I’m looking at potential opportunities as an “encore career” and would really like to do something that directly benefits society.  I loved my 21 years at the Iowa Department of Transportation, and would love to be a public servant once again, or to work for a nonprofit organization. Or work on scientific projects—true science, not data “science”. Or, data for good projects.  Both salary and number of work hours (up to full time) are completely negotiable.  I’m at a point now in my career where I can be more flexible for the right opportunity.

I have my own personal SAS Analytics Pro license, so could do work for you even if you don’t have SAS.

SAS is a great product, and SAS Institute is a great company.  And SAS keeps getting better all the time.

Some say that SAS is difficult to learn, but, like many things, it is not difficult at all if you have a good teacher who has a thorough understanding of the subject matter and a passion for teaching it. That would be me.

In Praise of SAS

I’ve been writing programs in SAS since 1985. Back then, it was SAS 5.15 on an IBM mainframe computer (remember JCL, TSO, ISPF?) at the Iowa Department of Transportation. Today, it is SAS 9.4, under Windows 10 at home and Linux at work.

I love this language. It is elegant. It is beautiful. I’ve become an expert. I’ve never had a computational problem to solve, a data manipulation to do, a process to automate, or a report to write that I couldn’t do with SAS.

New features are being added all the time, and I am constantly learning and improving to keep up with it all. And the legacy code still runs just fine. Peace of mind. The company behind this success story is SAS Institute, based in Cary, North Carolina. SAS Institute has the best technical support of any company I have ever dealt with, and that is as true today as it was in 1985, and all the years in between. Again, peace of mind.

I’ve heard from multiple sources that SAS Institute is a fabulous place to work, and it shows in their software, their customer service, and the passion their employees have for making SAS software the best it can be—and helping us solve just about any analytics problem. Inspiring. And you won’t find a more passionate user community anywhere. At least not with any company that has been around as long as SAS has (since 1976).

SAS Institute is the world’s largest private software company, and being privately owned has much to do with their success and consistency, I believe. No greedy shareholders to please. SAS Institute need answer only to their customers, and to their employees. That’s the way it should be.

Computer languages have come in and out of vogue over the years: FORTRAN, PL/I, Pascal, C, C++, Perl, Java, R, Python, etc., and with each new language that comes along, SAS absorbs the best elements and moves forward to the next challenge.

Python is currently very popular, as is open source in general, and I have no doubt that SAS will incorporate the most valuable functionality of Python and open source (already in progress) and keep tooling along like a well-oiled machine.
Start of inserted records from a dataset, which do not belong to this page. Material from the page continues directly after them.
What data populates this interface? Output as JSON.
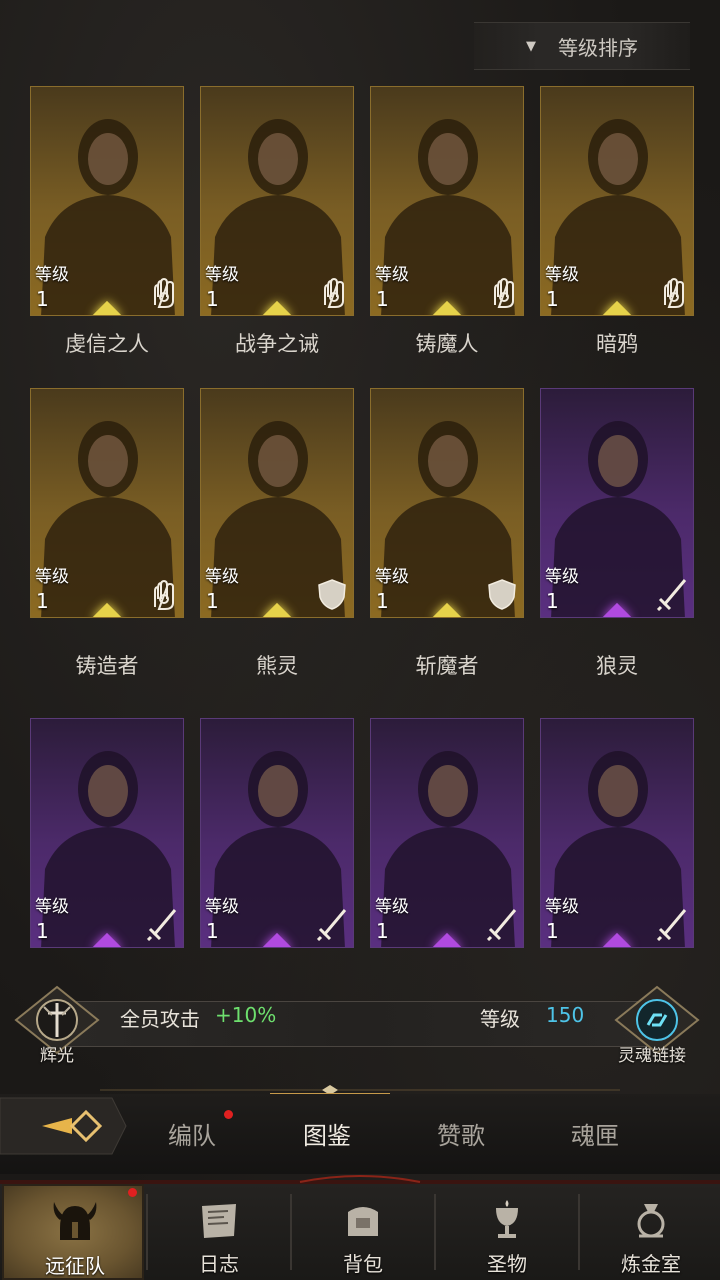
{
  "sort": {
    "label": "等级排序"
  },
  "heroes": [
    {
      "name": "虔信之人",
      "level_label": "等级",
      "level": "1",
      "rarity": "gold",
      "class_icon": "hand-icon"
    },
    {
      "name": "战争之诫",
      "level_label": "等级",
      "level": "1",
      "rarity": "gold",
      "class_icon": "hand-icon"
    },
    {
      "name": "铸魔人",
      "level_label": "等级",
      "level": "1",
      "rarity": "gold",
      "class_icon": "hand-icon"
    },
    {
      "name": "暗鸦",
      "level_label": "等级",
      "level": "1",
      "rarity": "gold",
      "class_icon": "hand-icon"
    },
    {
      "name": "铸造者",
      "level_label": "等级",
      "level": "1",
      "rarity": "gold",
      "class_icon": "hand-icon"
    },
    {
      "name": "熊灵",
      "level_label": "等级",
      "level": "1",
      "rarity": "gold",
      "class_icon": "shield-icon"
    },
    {
      "name": "斩魔者",
      "level_label": "等级",
      "level": "1",
      "rarity": "gold",
      "class_icon": "shield-icon"
    },
    {
      "name": "狼灵",
      "level_label": "等级",
      "level": "1",
      "rarity": "purple",
      "class_icon": "sword-icon"
    },
    {
      "name": "",
      "level_label": "等级",
      "level": "1",
      "rarity": "purple",
      "class_icon": "sword-icon"
    },
    {
      "name": "",
      "level_label": "等级",
      "level": "1",
      "rarity": "purple",
      "class_icon": "sword-icon"
    },
    {
      "name": "",
      "level_label": "等级",
      "level": "1",
      "rarity": "purple",
      "class_icon": "sword-icon"
    },
    {
      "name": "",
      "level_label": "等级",
      "level": "1",
      "rarity": "purple",
      "class_icon": "sword-icon"
    }
  ],
  "glory": {
    "left_label": "辉光",
    "stat_text": "全员攻击",
    "stat_bonus": "+10%",
    "level_label": "等级",
    "level_value": "150",
    "right_label": "灵魂链接",
    "bonus_color": "#6ee06e",
    "level_color": "#4ec4e8"
  },
  "subtabs": {
    "items": [
      "编队",
      "图鉴",
      "赞歌",
      "魂匣"
    ],
    "active": "图鉴"
  },
  "nav": {
    "items": [
      "远征队",
      "日志",
      "背包",
      "圣物",
      "炼金室"
    ],
    "active": "远征队"
  }
}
In another ten years, SAS will be incorporating another new language that will have supplanted Python as the programming language du jour.

You’ve got to admire a company like that. In an era when everyone wants — even expects — “stuff for free”, the old adage “you get what you pay for” still applies. Yes, SAS is expensive—and I’m hoping their mature “core” product will come down in price—but I can’t complain too loudly because quality, longevity, and dependability costs money. It always has.

I’ve noticed that our younger open source programmers use a lot of different tools to do their work. One big advantage of SAS is that I can do most of my work using one tool – SAS. SAS provides a beautifully integrated and far-reaching data analytics environment.